Fast forward to 2016 and Beyoncé’s Super Bowl performance. Some folks are in an uproar over Queen Bey’s “pro-black” imagery. Beyonce’s Formation is a modern version of James Brown’s Say it Loud Black & Proud. I like the retort of Bob Schooley who pointed out the hypocrisy that while some rockers proudly display the confederate flag which symbolizes racial strife that caused a civil war, Beyonce’s performance is objectionable. I was not concerned about the white dissenters of Beyoncé’s performance. I was more disheartened by black people judging Beyoncé’s blackness. Here we go becoming a house divided. “Can’t we all just get along?” I may not belong to your church’s denomination, but that does not mean that we do not worship the same God. Yet, with my people, despite the fact that we have roots in Africa, we must prove that we “woke” or “conscious.” Africans do not identify with blacks or claim superiority. Light skin versus dark skin, natural hair versus relaxed hair. The long term effects of slavery have done a number on us and we are headed for self destruction!

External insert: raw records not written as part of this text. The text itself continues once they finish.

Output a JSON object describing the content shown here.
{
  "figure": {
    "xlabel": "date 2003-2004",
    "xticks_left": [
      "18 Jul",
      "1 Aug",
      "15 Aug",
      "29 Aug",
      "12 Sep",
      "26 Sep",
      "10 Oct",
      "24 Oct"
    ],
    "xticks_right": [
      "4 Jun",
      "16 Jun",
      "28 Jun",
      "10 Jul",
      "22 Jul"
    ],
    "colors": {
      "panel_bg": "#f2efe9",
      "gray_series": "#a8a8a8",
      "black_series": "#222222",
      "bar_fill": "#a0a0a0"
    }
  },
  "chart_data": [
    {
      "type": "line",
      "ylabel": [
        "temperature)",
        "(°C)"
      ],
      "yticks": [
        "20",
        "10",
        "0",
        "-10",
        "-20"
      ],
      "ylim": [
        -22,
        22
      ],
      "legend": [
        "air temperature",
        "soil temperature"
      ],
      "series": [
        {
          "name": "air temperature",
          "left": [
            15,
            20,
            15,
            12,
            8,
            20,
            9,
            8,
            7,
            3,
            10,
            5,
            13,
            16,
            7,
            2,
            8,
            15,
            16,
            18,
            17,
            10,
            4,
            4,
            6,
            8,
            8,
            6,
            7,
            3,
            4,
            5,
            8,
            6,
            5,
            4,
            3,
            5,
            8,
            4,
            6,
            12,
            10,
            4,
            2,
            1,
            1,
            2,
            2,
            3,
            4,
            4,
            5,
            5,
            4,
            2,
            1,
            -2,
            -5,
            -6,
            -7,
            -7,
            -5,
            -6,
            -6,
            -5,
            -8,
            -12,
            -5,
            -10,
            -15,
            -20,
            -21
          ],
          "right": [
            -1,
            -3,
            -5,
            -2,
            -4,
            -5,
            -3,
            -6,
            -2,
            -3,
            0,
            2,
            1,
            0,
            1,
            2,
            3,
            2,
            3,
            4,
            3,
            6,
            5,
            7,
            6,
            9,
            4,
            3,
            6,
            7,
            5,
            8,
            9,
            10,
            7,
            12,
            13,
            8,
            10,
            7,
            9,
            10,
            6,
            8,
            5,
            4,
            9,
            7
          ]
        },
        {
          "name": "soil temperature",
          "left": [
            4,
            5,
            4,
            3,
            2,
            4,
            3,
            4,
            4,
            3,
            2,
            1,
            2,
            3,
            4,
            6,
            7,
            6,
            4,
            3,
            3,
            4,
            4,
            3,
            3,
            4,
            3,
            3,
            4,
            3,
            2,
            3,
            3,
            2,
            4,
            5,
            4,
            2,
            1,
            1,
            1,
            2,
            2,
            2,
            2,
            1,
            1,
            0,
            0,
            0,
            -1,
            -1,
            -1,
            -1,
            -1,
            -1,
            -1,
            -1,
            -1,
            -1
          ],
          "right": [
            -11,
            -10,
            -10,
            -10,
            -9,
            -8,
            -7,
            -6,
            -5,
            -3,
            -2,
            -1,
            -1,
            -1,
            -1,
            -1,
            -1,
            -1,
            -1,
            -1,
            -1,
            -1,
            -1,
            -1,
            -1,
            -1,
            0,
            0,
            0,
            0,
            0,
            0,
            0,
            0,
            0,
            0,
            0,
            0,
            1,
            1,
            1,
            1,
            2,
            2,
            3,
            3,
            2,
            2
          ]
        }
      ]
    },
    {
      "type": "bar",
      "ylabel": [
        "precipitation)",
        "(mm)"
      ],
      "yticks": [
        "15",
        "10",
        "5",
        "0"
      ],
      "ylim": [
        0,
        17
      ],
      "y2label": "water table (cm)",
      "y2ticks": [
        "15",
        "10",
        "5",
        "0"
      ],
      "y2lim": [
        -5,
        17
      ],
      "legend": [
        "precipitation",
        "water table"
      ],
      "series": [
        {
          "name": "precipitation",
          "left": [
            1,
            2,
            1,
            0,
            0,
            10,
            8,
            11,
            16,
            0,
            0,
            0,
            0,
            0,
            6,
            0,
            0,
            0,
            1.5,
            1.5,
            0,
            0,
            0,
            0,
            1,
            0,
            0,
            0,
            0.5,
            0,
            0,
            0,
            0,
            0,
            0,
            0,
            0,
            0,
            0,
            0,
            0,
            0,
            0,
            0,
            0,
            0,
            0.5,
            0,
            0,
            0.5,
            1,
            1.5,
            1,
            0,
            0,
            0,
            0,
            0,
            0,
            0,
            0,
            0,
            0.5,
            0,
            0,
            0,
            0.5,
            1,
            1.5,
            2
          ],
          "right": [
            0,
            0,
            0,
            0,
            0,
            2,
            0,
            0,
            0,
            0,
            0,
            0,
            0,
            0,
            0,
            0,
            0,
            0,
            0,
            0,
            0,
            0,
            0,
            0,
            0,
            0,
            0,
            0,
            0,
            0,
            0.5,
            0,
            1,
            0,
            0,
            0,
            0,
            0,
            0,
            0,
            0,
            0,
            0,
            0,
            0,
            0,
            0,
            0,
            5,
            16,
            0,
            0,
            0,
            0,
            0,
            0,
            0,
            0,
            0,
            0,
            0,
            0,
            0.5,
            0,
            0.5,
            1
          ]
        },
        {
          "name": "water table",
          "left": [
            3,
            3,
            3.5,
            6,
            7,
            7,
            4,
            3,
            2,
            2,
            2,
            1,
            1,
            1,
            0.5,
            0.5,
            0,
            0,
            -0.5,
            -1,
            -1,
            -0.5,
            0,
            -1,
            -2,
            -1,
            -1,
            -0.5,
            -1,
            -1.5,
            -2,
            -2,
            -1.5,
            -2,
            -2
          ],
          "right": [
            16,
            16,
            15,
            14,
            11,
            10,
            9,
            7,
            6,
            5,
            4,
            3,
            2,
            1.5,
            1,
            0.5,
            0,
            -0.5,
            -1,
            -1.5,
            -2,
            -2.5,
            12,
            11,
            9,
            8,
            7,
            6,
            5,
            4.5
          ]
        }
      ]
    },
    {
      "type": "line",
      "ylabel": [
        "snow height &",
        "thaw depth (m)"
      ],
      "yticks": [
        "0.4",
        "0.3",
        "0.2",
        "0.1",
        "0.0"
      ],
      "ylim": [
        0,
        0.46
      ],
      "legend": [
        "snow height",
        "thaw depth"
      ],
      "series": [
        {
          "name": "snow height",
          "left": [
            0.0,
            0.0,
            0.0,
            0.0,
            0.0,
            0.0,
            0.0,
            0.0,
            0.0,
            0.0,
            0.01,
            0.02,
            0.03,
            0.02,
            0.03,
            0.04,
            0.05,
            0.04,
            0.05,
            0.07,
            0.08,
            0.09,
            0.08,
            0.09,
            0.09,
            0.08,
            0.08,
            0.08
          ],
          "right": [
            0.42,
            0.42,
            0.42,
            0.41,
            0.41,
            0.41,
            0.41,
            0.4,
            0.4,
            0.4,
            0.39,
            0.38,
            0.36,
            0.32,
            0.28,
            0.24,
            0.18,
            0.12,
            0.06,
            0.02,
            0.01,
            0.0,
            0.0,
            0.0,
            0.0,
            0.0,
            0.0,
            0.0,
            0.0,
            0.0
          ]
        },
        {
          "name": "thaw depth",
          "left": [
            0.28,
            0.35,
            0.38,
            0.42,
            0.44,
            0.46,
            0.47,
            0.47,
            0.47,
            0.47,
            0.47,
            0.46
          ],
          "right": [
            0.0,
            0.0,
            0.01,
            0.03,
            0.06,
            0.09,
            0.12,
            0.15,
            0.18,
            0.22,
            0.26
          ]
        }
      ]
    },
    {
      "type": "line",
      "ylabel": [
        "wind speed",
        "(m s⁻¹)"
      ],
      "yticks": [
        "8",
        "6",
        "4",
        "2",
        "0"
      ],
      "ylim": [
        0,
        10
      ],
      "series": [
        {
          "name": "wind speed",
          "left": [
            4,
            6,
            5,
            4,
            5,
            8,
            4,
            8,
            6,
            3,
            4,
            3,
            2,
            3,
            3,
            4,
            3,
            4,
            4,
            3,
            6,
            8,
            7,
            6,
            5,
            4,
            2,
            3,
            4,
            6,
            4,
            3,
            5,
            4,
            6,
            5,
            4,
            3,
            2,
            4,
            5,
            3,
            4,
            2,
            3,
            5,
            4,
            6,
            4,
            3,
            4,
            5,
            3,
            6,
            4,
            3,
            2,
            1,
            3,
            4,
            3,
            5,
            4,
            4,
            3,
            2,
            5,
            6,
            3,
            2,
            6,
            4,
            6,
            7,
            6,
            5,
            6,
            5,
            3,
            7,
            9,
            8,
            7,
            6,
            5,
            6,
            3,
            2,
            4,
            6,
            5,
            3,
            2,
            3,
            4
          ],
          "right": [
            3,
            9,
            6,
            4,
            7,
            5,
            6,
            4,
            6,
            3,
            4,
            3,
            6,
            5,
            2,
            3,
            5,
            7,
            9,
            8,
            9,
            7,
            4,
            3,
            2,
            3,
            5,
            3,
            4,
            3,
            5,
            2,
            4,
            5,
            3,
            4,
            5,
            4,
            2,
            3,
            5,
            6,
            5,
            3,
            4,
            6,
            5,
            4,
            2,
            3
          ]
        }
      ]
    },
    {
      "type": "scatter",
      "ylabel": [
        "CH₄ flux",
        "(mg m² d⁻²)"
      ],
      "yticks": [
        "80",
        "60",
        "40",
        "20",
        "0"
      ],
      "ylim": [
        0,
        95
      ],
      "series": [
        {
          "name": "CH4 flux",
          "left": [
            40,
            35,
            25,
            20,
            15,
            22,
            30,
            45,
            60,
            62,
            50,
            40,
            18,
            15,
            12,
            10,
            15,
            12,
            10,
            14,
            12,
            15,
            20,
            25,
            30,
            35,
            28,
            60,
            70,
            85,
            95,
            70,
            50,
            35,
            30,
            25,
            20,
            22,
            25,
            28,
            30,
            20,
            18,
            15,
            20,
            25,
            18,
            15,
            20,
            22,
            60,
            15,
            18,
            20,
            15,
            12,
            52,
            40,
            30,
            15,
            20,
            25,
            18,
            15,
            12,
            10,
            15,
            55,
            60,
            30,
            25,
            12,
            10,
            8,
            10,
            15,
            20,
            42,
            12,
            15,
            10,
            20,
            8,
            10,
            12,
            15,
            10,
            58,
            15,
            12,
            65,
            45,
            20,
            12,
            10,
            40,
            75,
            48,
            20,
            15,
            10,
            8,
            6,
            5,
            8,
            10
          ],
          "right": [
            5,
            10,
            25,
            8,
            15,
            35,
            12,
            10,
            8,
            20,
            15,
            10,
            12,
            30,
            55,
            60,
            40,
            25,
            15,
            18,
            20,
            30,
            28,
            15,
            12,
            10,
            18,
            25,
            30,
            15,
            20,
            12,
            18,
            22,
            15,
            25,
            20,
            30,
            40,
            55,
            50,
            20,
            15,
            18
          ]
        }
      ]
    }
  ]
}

Instead of attacking Beyoncé, we should use this as a teachable moment and reminder that we are responsible for educating our children about our culture and heritage. Public education has failed us on so many levels. We need to go back to “each one teach one” and passing down oral tradition. You can start by introducing young ones to books about our culture that go beyond MLK, Malcolm X, Harriet Tubman, Sojourner Truth, and Frederick Douglass. Yes, they are heroes of our culture, but there is so much more that we have done as a people. Do they know about Matthew Henson, the North Pole explorer? Do they know about inventors, doctors, and scientists? The point is to get generations (grandparents, aunts, uncles, children) in a room together and start the conversation. Elders need to tell the younger generation about what they endured in their youth and why activism matters. If we do not tell them, who will? “My people perish for the lack of knowledge.” Knowledge is power. Below are some movies that can also get the conversation started. Don’t forget your local library carries DVDs as well as books.
Posse – A nod to black cowboys.
Night Catches Us – Gladiator and Kerri Washington devotees will enjoy this Black Panthers inspired movie.
Lightning in a Bottle – a walk down memory lane featuring the legends of Blues music that gave birth to rock-n-roll.
Something the Lord Made – Vivien Thomas story
Black Panthers – documentary premieres February 16, 2016. Check local PBS station for times.